The Violence of Driving

Noisy CarOne of the great pleasures of my life these days is the freedom to get out of the house and go for a walk, pretty much at will. I find walking to be a deeply pleasurable activity. The physical activity is healthy, of course, but the mental lift the walk provides is real, as is the space to think in an unfettered manner.
I am walking in a suburban area, which is a mixed blessing. There is beauty in the area where I walk, but there are also roads, and I have made an unsettling discovery about roads while on my walks. There are motor vehicles on roads.
Okay, so this may sound a little obvious. But what is new in this discovery is how violent motor vehicles are. I am a veteran driver of motor vehicles, and as such, I take their benefits for granted: they are self-contained, pleasurably air-controlled environments, and they get to places quickly. What I now observe from outside of the vehicles is that they are also very, very loud, unnaturally faster than other things in the environments through which they travel, much larger than the people they contain, and very inhuman in their behavior and appearance. From the point of view of the pedestrian, they don’t seem to belong in some of the places they travel. When walking down a quiet street, watching the birds and squirrels, and enjoying the suburban flora, an approaching car sounds like an attacking Smaug, the fearsome dragon in The Hobbit. The scale of the car’s roaring sound and speeding presence is so far removed from the sound and appearance of the neighborhood, that it shocked me the first few times it happened.
The sound of a motor vehicle from the outside is different than I thought it was. As a driver, I knew the sound as the not-unpleasant hum of the engine. As a pedestrian, I hear the sound of the engine as a roar, the sum of the many rapid little explosions that make an internal combustion work. And the sound of the motor is only part of the sound. The other unexpected sound was that of the tires on the road. The friction that causes the car to move forward on the road creates a harsh, vitally present white noise that sounds as if it is ripping the fabric of the tapestry of the gardens of the suburban neighborhood. It is a sound that doesn’t belong to what you see as a pedestrian.

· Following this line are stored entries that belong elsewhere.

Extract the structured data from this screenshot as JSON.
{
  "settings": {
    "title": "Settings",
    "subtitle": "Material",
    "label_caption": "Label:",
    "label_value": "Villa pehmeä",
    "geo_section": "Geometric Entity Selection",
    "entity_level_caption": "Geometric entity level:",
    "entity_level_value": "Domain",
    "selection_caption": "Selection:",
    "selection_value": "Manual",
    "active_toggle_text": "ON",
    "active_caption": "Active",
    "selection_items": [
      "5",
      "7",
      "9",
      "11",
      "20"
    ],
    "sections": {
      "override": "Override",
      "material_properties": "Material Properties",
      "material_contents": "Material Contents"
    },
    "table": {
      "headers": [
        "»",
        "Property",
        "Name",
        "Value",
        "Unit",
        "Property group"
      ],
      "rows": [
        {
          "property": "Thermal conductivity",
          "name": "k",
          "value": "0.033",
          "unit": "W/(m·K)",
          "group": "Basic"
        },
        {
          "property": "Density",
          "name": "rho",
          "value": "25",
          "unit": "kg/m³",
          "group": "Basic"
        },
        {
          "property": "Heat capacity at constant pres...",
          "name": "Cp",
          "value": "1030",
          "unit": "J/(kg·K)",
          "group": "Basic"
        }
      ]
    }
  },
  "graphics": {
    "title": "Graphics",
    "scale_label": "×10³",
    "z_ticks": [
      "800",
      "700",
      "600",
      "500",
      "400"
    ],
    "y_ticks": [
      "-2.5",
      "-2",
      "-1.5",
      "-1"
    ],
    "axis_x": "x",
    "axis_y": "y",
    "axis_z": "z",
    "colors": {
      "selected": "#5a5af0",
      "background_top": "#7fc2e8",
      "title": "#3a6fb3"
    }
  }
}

I am not a Luddite. I will not be writing letters to the editor, or blog posts, demanding the elimination of motor vehicles. I still drive, and will continue to do so. But I also think I will increase how much I walk, and I will try to find walking places where there are no motor vehicles. And I will also think about how much I am driving, and where, and whether or not it is necessary. I would rather not be a violent part of my environment if I don’t need to be. And that may be my new perspective: driving is a violent activity, and one should be violent only when violence is necessary.